$BTC USDC Cerginho, la vérité, c’est que l’argent a fini par déshumaniser l’être humain. Et j’en rajoute : l’argent a fini par détruire le football et la dignité de la vie en société.
Sans argent, Cerginho, l’homme se repose enfin. Tu n’as plus à te soucier de savoir si le dollar a monté, si le cours du bitcoin s’est effondré, si la bourse a dégringolé ou si la facture de la carte arrive à échéance le dix. Plus de facture ! Fin du stress. Le mec se lève le matin sans un sou en poche et pense : « Merveilleux. Je n’ai rien à perdre, d’ailleurs puisqu’il ne me reste rien ». C’est la libération totale par la misère volontaire.
Et dans le football, Cerginho ? Sans argent, le football revient à ses origines les plus pures. Fini ce cirque de joueur gâté qui empoche deux millions par mois pour bien placer le latéral au deuxième poteau. Sans salaire, celui qui est sur le terrain n’y est là que par désespoir pur ou par manque d’options dans la vie. C’est le vrai football de la rue : celui où l’ailier gauche court 90 minutes non pas pour acheter une Land Rover, mais parce que s’il perd le ballon, les supporters l’attendent à la sortie du stade.
L’argent a apporté la modernité, et la modernité a apporté la statistique avancée, la passe sur le côté et le milieu qui n’a plus un contrôle plus ferme sur la ligne de fond.

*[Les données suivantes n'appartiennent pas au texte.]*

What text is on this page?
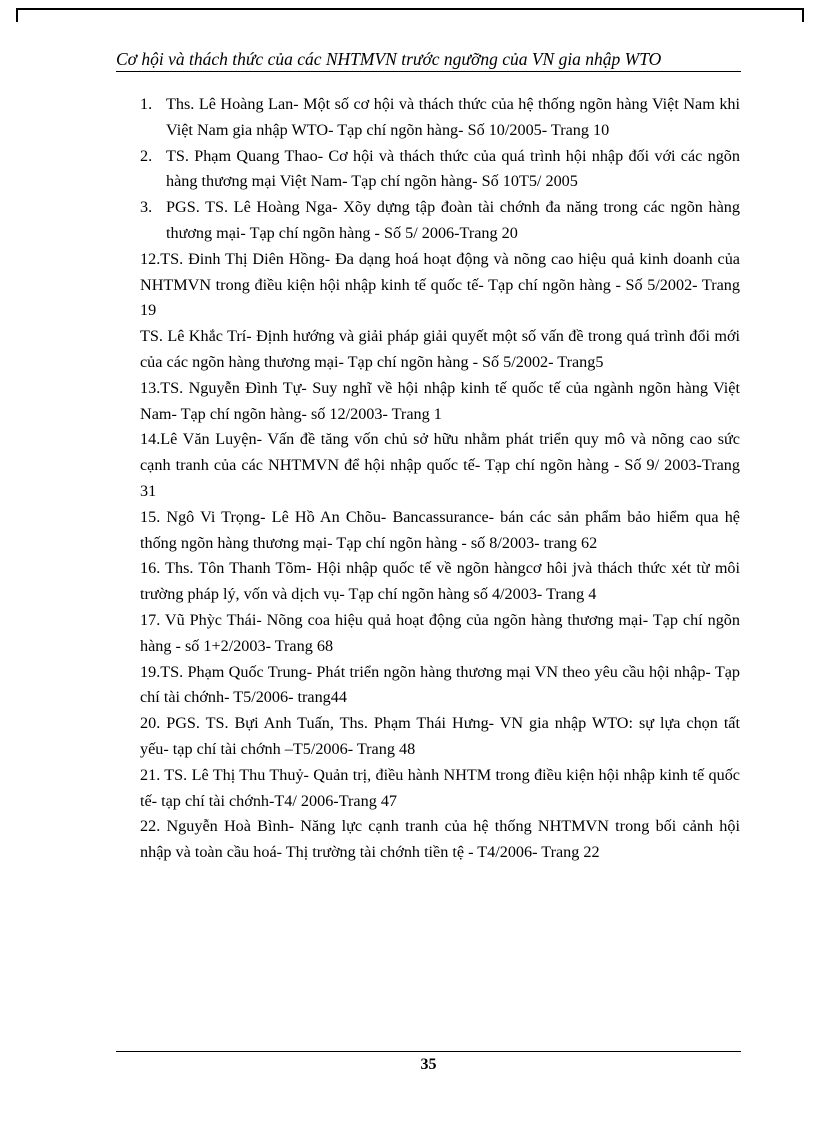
Cơ hội và thách thức của các NHTMVN trước ngưỡng của VN gia nhập WTO
1. Ths. Lê Hoàng Lan- Một số cơ hội và thách thức của hệ thống ngõn hàng Việt Nam khi Việt Nam gia nhập WTO- Tạp chí ngõn hàng- Số 10/2005- Trang 10
2. TS. Phạm Quang Thao- Cơ hội và thách thức của quá trình hội nhập đối với các ngõn hàng thương mại Việt Nam- Tạp chí ngõn hàng- Số 10T5/ 2005
3. PGS. TS. Lê Hoàng Nga- Xõy dựng tập đoàn tài chớnh đa năng trong các ngõn hàng thương mại- Tạp chí ngõn hàng - Số 5/ 2006-Trang 20

12.TS. Đinh Thị Diên Hồng- Đa dạng hoá hoạt động và nõng cao hiệu quả kinh doanh của NHTMVN trong điều kiện hội nhập kinh tế quốc tế- Tạp chí ngõn hàng - Số 5/2002- Trang 19

TS. Lê Khắc Trí- Định hướng và giải pháp giải quyết một số vấn đề trong quá trình đổi mới của các ngõn hàng thương mại- Tạp chí ngõn hàng - Số 5/2002- Trang5

13.TS. Nguyễn Đình Tự- Suy nghĩ về hội nhập kinh tế quốc tế của ngành ngõn hàng Việt Nam- Tạp chí ngõn hàng- số 12/2003- Trang 1

14.Lê Văn Luyện- Vấn đề tăng vốn chủ sở hữu nhằm phát triển quy mô và nõng cao sức cạnh tranh của các NHTMVN để hội nhập quốc tế- Tạp chí ngõn hàng - Số 9/ 2003-Trang 31

15. Ngô Vi Trọng- Lê Hồ An Chõu- Bancassurance- bán các sản phẩm bảo hiểm qua hệ thống ngõn hàng thương mại- Tạp chí ngõn hàng - số 8/2003- trang 62

16. Ths. Tôn Thanh Tõm- Hội nhập quốc tế về ngõn hàngcơ hôi jvà thách thức xét từ môi trường pháp lý, vốn và dịch vụ- Tạp chí ngõn hàng số 4/2003- Trang 4

17. Vũ Phỳc Thái- Nõng coa hiệu quả hoạt động của ngõn hàng thương mại- Tạp chí ngõn hàng - số 1+2/2003- Trang 68

19.TS. Phạm Quốc Trung- Phát triển ngõn hàng thương mại VN theo yêu cầu hội nhập- Tạp chí tài chớnh- T5/2006- trang44

20. PGS. TS. Bựi Anh Tuấn, Ths. Phạm Thái Hưng- VN gia nhập WTO: sự lựa chọn tất yếu- tạp chí tài chớnh –T5/2006- Trang 48

21. TS. Lê Thị Thu Thuỷ- Quản trị, điều hành NHTM trong điều kiện hội nhập kinh tế quốc tế- tạp chí tài chớnh-T4/ 2006-Trang 47

22. Nguyễn Hoà Bình- Năng lực cạnh tranh của hệ thống NHTMVN trong bối cảnh hội nhập và toàn cầu hoá- Thị trường tài chớnh tiền tệ - T4/2006- Trang 22

35
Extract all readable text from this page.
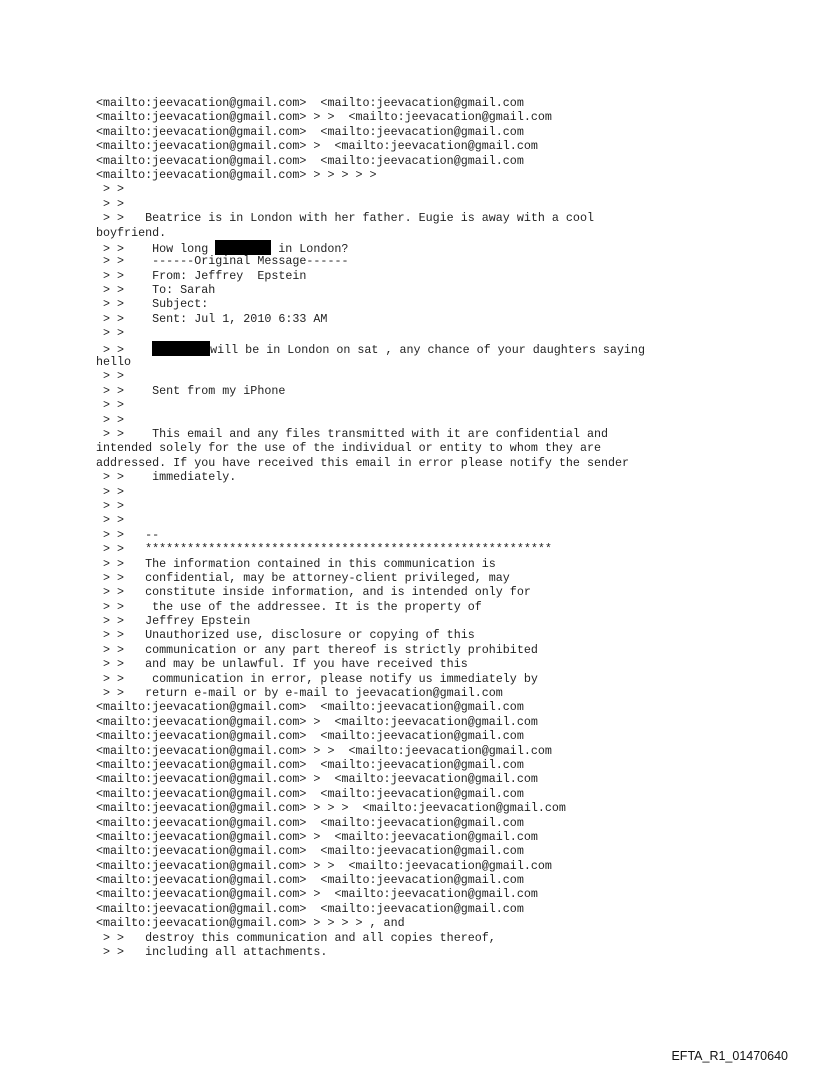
<mailto:jeevacation@gmail.com>  <mailto:jeevacation@gmail.com
<mailto:jeevacation@gmail.com> > >  <mailto:jeevacation@gmail.com
<mailto:jeevacation@gmail.com>  <mailto:jeevacation@gmail.com
<mailto:jeevacation@gmail.com> >  <mailto:jeevacation@gmail.com
<mailto:jeevacation@gmail.com>  <mailto:jeevacation@gmail.com
<mailto:jeevacation@gmail.com> > > > > >
> >
> >
> >   Beatrice is in London with her father. Eugie is away with a cool
boyfriend.
> >    How long	in London?
> >    ------Original Message------
> >    From: Jeffrey  Epstein
> >    To: Sarah
> >    Subject:
> >    Sent: Jul 1, 2010 6:33 AM
> >
> >	will be in London on sat , any chance of your daughters saying
hello
> >
> >    Sent from my iPhone
> >
> >
> >    This email and any files transmitted with it are confidential and
intended solely for the use of the individual or entity to whom they are
addressed. If you have received this email in error please notify the sender
> >    immediately.
> >
> >
> >
> >   --
> >   **********************************************************
> >   The information contained in this communication is
> >   confidential, may be attorney-client privileged, may
> >   constitute inside information, and is intended only for
> >    the use of the addressee. It is the property of
> >   Jeffrey Epstein
> >   Unauthorized use, disclosure or copying of this
> >   communication or any part thereof is strictly prohibited
> >   and may be unlawful. If you have received this
> >    communication in error, please notify us immediately by
> >   return e-mail or by e-mail to jeevacation@gmail.com
<mailto:jeevacation@gmail.com>  <mailto:jeevacation@gmail.com
<mailto:jeevacation@gmail.com> >  <mailto:jeevacation@gmail.com
<mailto:jeevacation@gmail.com>  <mailto:jeevacation@gmail.com
<mailto:jeevacation@gmail.com> > >  <mailto:jeevacation@gmail.com
<mailto:jeevacation@gmail.com>  <mailto:jeevacation@gmail.com
<mailto:jeevacation@gmail.com> >  <mailto:jeevacation@gmail.com
<mailto:jeevacation@gmail.com>  <mailto:jeevacation@gmail.com
<mailto:jeevacation@gmail.com> > > >  <mailto:jeevacation@gmail.com
<mailto:jeevacation@gmail.com>  <mailto:jeevacation@gmail.com
<mailto:jeevacation@gmail.com> >  <mailto:jeevacation@gmail.com
<mailto:jeevacation@gmail.com>  <mailto:jeevacation@gmail.com
<mailto:jeevacation@gmail.com> > >  <mailto:jeevacation@gmail.com
<mailto:jeevacation@gmail.com>  <mailto:jeevacation@gmail.com
<mailto:jeevacation@gmail.com> >  <mailto:jeevacation@gmail.com
<mailto:jeevacation@gmail.com>  <mailto:jeevacation@gmail.com
<mailto:jeevacation@gmail.com> > > > > , and
> >   destroy this communication and all copies thereof,
> >   including all attachments.
EFTA_R1_01470640
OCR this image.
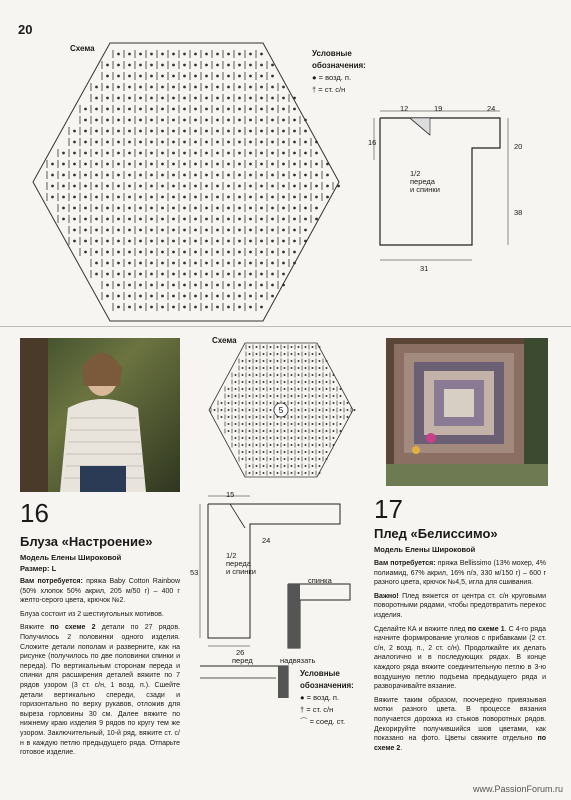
20
Схема
Условные обозначения:
● = возд. п.
† = ст. с/н
12	19	24
16	20
38
31
1/2
переда
и спинки
Схема
5
16
Блуза «Настроение»
Модель Елены Широковой
Размер: L

Вам потребуется: пряжа Baby Cotton Rainbow (50% хлопок 50% акрил, 205 м/50 г) – 400 г желто-серого цвета, крючок №2.

Блуза состоит из 2 шестиугольных мотивов.

Вяжите по схеме 2 детали по 27 рядов. Получилось 2 половинки одного изделия. Сложите детали пополам и разверните, как на рисунке (получилось по две половинки спинки и переда). По вертикальным сторонам переда и спинки для расширения деталей вяжите по 7 рядов узором (3 ст. с/н, 1 возд. п.). Сшейте детали вертикально спереди, сзади и горизонтально по верху рукавов, отложив для выреза горловины 30 см. Далее вяжите по нижнему краю изделия 9 рядов по кругу тем же узором. Заключительный, 10-й ряд, вяжите ст. с/н в каждую петлю предыдущего ряда. Отпарьте готовое изделие.

15
24
53
26
1/2
переда
и спинки
спинка
перед	надвязать
Условные обозначения:
● = возд. п.
† = ст. с/н
⌒ = соед. ст.
17
Плед «Белиссимо»
Модель Елены Широковой

Вам потребуется: пряжа Bellissimo (13% мохер, 4% полиамид, 67% акрил, 16% п/э, 330 м/150 г) – 600 г разного цвета, крючок №4,5, игла для сшивания.

Важно! Плед вяжется от центра ст. с/н круговыми поворотными рядами, чтобы предотвратить перекос изделия.

Сделайте КА и вяжите плед по схеме 1. С 4-го ряда начните формирование уголков с прибавками (2 ст. с/н, 2 возд. п., 2 ст. с/н). Продолжайте их делать аналогично и в последующих рядах. В конце каждого ряда вяжите соединительную петлю в 3-ю воздушную петлю подъема предыдущего ряда и разворачивайте вязание.

Вяжите таким образом, поочередно привязывая мотки разного цвета. В процессе вязания получается дорожка из стыков поворотных рядов. Декорируйте получившийся шов цветами, как показано на фото. Цветы свяжите отдельно по схеме 2.

www.PassionForum.ru
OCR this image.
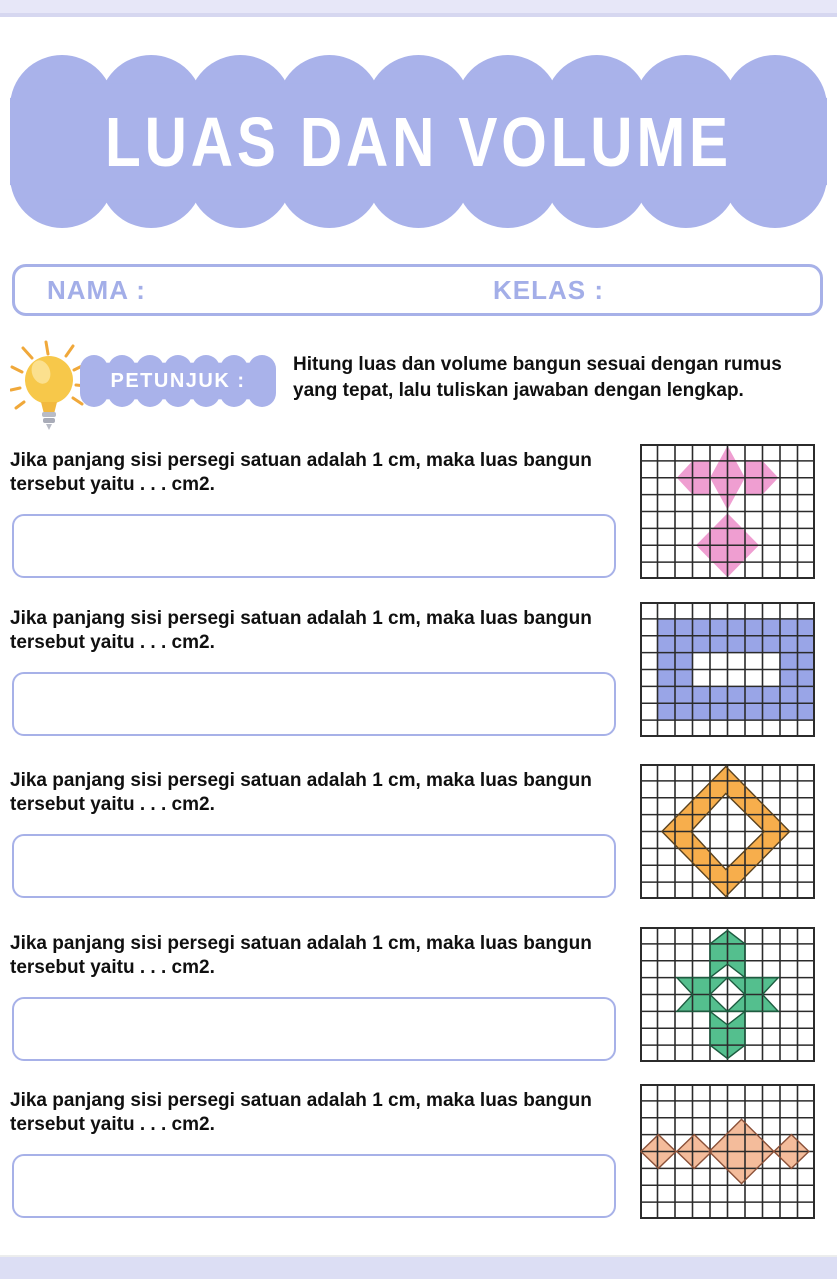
LUAS DAN VOLUME
NAMA :	KELAS :
PETUNJUK :
Hitung luas dan volume bangun sesuai dengan rumus
yang tepat, lalu tuliskan jawaban dengan lengkap.
Jika panjang sisi persegi satuan adalah 1 cm, maka luas bangun
tersebut yaitu . . . cm2.
Jika panjang sisi persegi satuan adalah 1 cm, maka luas bangun
tersebut yaitu . . . cm2.
Jika panjang sisi persegi satuan adalah 1 cm, maka luas bangun
tersebut yaitu . . . cm2.
Jika panjang sisi persegi satuan adalah 1 cm, maka luas bangun
tersebut yaitu . . . cm2.
Jika panjang sisi persegi satuan adalah 1 cm, maka luas bangun
tersebut yaitu . . . cm2.
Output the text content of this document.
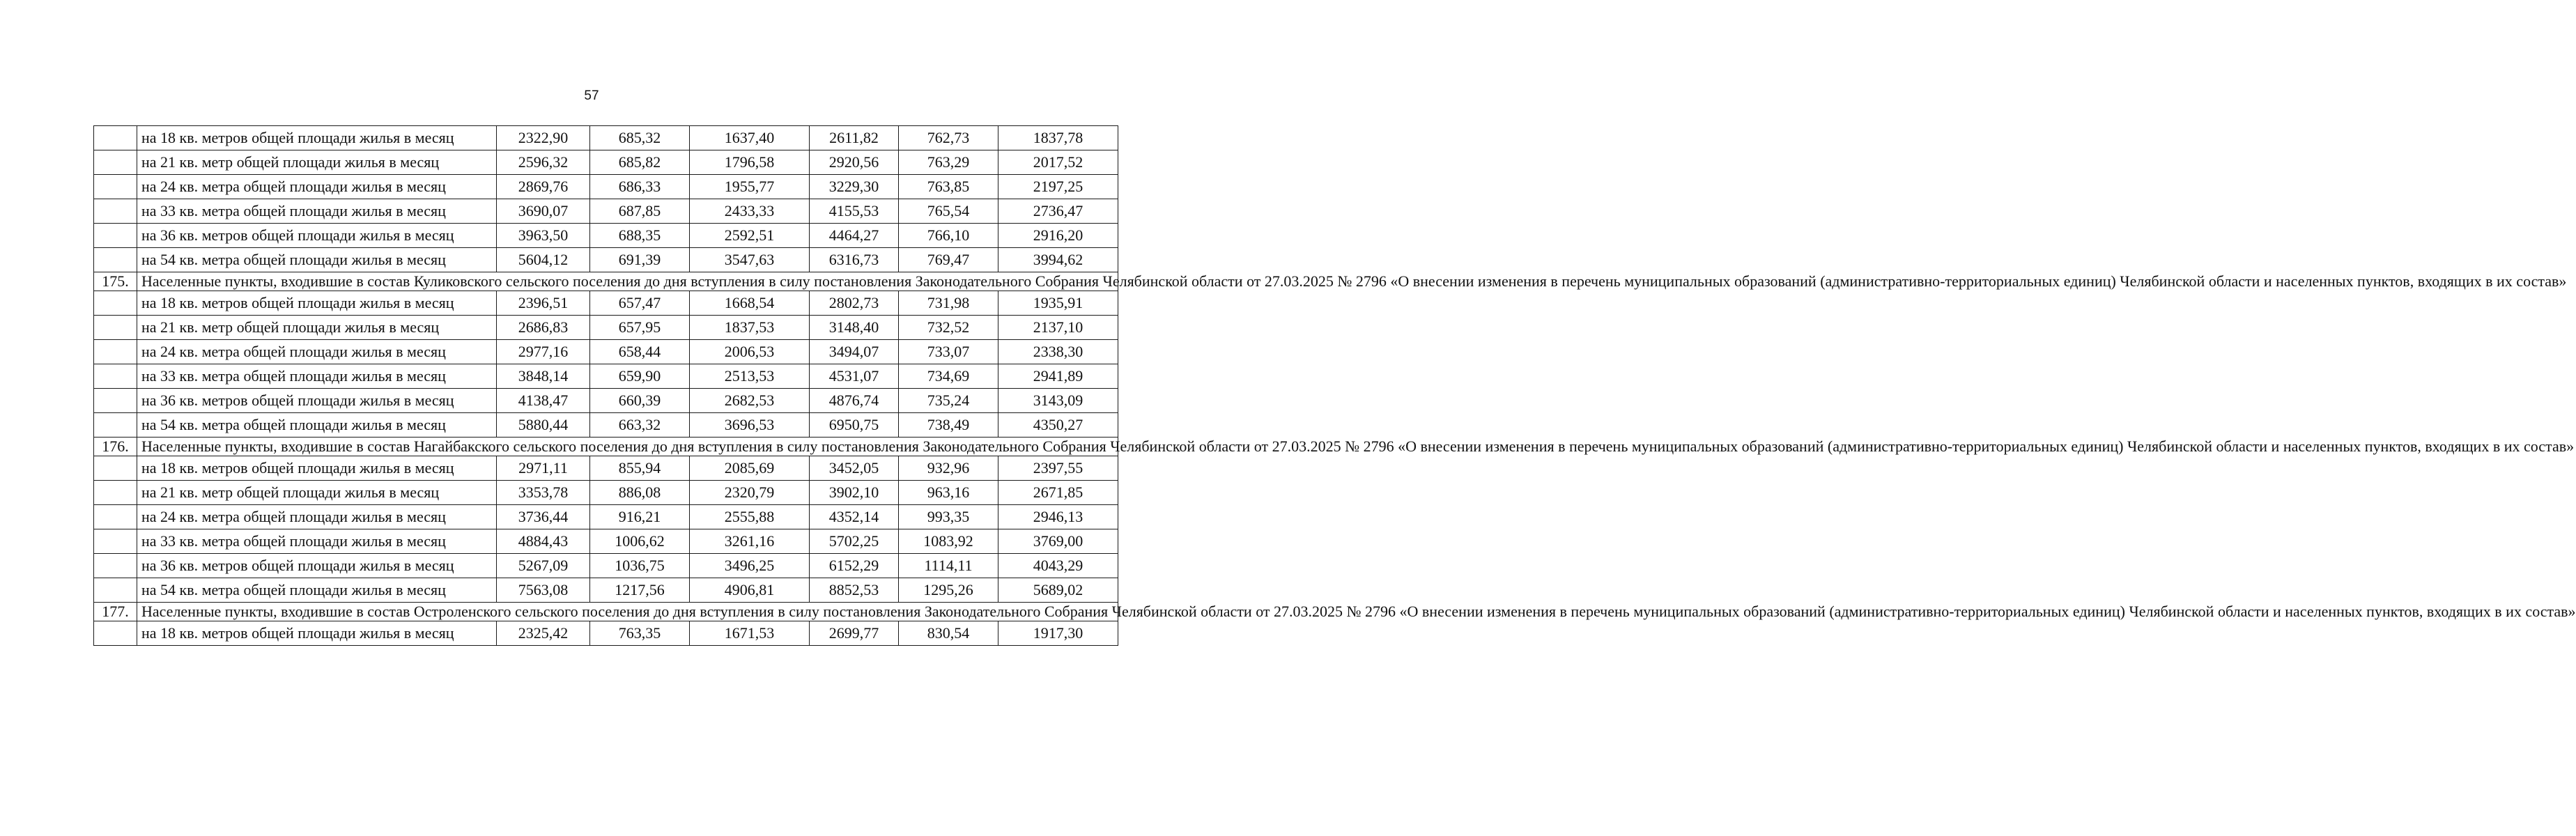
57
	на 18 кв. метров общей площади жилья в месяц	2322,90	685,32	1637,40	2611,82	762,73	1837,78
	на 21 кв. метр общей площади жилья в месяц	2596,32	685,82	1796,58	2920,56	763,29	2017,52
	на 24 кв. метра общей площади жилья в месяц	2869,76	686,33	1955,77	3229,30	763,85	2197,25
	на 33 кв. метра общей площади жилья в месяц	3690,07	687,85	2433,33	4155,53	765,54	2736,47
	на 36 кв. метров общей площади жилья в месяц	3963,50	688,35	2592,51	4464,27	766,10	2916,20
	на 54 кв. метра общей площади жилья в месяц	5604,12	691,39	3547,63	6316,73	769,47	3994,62
175.	Населенные пункты, входившие в состав Куликовского сельского поселения до дня вступления в силу постановления Законодательного Собрания Челябинской области от 27.03.2025 № 2796 «О внесении изменения в перечень муниципальных образований (административно-территориальных единиц) Челябинской области и населенных пунктов, входящих в их состав»						
	на 18 кв. метров общей площади жилья в месяц	2396,51	657,47	1668,54	2802,73	731,98	1935,91
	на 21 кв. метр общей площади жилья в месяц	2686,83	657,95	1837,53	3148,40	732,52	2137,10
	на 24 кв. метра общей площади жилья в месяц	2977,16	658,44	2006,53	3494,07	733,07	2338,30
	на 33 кв. метра общей площади жилья в месяц	3848,14	659,90	2513,53	4531,07	734,69	2941,89
	на 36 кв. метров общей площади жилья в месяц	4138,47	660,39	2682,53	4876,74	735,24	3143,09
	на 54 кв. метра общей площади жилья в месяц	5880,44	663,32	3696,53	6950,75	738,49	4350,27
176.	Населенные пункты, входившие в состав Нагайбакского сельского поселения до дня вступления в силу постановления Законодательного Собрания Челябинской области от 27.03.2025 № 2796 «О внесении изменения в перечень муниципальных образований (административно-территориальных единиц) Челябинской области и населенных пунктов, входящих в их состав»						
	на 18 кв. метров общей площади жилья в месяц	2971,11	855,94	2085,69	3452,05	932,96	2397,55
	на 21 кв. метр общей площади жилья в месяц	3353,78	886,08	2320,79	3902,10	963,16	2671,85
	на 24 кв. метра общей площади жилья в месяц	3736,44	916,21	2555,88	4352,14	993,35	2946,13
	на 33 кв. метра общей площади жилья в месяц	4884,43	1006,62	3261,16	5702,25	1083,92	3769,00
	на 36 кв. метров общей площади жилья в месяц	5267,09	1036,75	3496,25	6152,29	1114,11	4043,29
	на 54 кв. метра общей площади жилья в месяц	7563,08	1217,56	4906,81	8852,53	1295,26	5689,02
177.	Населенные пункты, входившие в состав Остроленского сельского поселения до дня вступления в силу постановления Законодательного Собрания Челябинской области от 27.03.2025 № 2796 «О внесении изменения в перечень муниципальных образований (административно-территориальных единиц) Челябинской области и населенных пунктов, входящих в их состав»						
	на 18 кв. метров общей площади жилья в месяц	2325,42	763,35	1671,53	2699,77	830,54	1917,30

Sans argent, il n’y a pas de VAR, pas de Transfermarkt, pas de businessman avide. Chacun pour soi, l’arbitre qui siffle en jean, et le trophée à la fin du championnat, soit un savon tout pur, soit une fricassée bien cuite.
La pauvreté financière, Cerginho, c’est le seul état qui garantit la paix intérieure. Celui qui n’a pas un centime est immunisé contre l’arnaque, contre l’inflation et contre le système. C’est la victoire de l’homme simple sur la cupidité du capital.
Sans argent, Cerginho, l’homme se repose enfin. Tu n’as plus à te soucier de savoir si le dollar a monté, si le cours du bitcoin s’est effondré, si la bourse a dégringolé ou si la facture de la carte arrive à échéance le dix. Plus de facture ! Fin du stress. Le mec se lève le matin sans un sou en poche et pense : « Merveilleux. Je n’ai rien à perdre, d’ailleurs puisqu’il ne me reste rien ». C’est la libération totale par la misère volontaire.
Et dans le football, Cerginho ? Sans argent, le football revient à ses origines les plus pures. Fini ce cirque de joueur gâté qui empoche deux millions par mois pour bien placer le latéral au deuxième poteau. Sans salaire, celui qui est sur le terrain n’y est là que par désespoir pur ou par manque d’options dans la vie. C’est le vrai football de la rue : celui où l’ailier gauche court 90 minutes non pas pour acheter une Land Rover, mais parce que s’il perd le ballon, les supporters l’attendent à la sortie du stade.
L’argent a apporté la modernité, et la modernité a apporté la statistique avancée, la passe sur le côté et le milieu qui n’a plus un contrôle plus ferme sur la ligne de fond. Sans argent, il n’y a pas de VAR, pas de Transfermarkt, pas de businessman avide. Chacun pour soi, l’arbitre qui siffle en jean, et le trophée à la fin du championnat, soit un savon tout pur, soit une fricassée bien cuite.
La pauvreté financière, Cerginho, c’est le seul état qui garantit la paix intérieure. Celui qui n’a pas un centime est immunisé contre l’arnaque, contre l’inflation et contre le système. C’est la victoire de l’homme simple sur la cupidité du capital.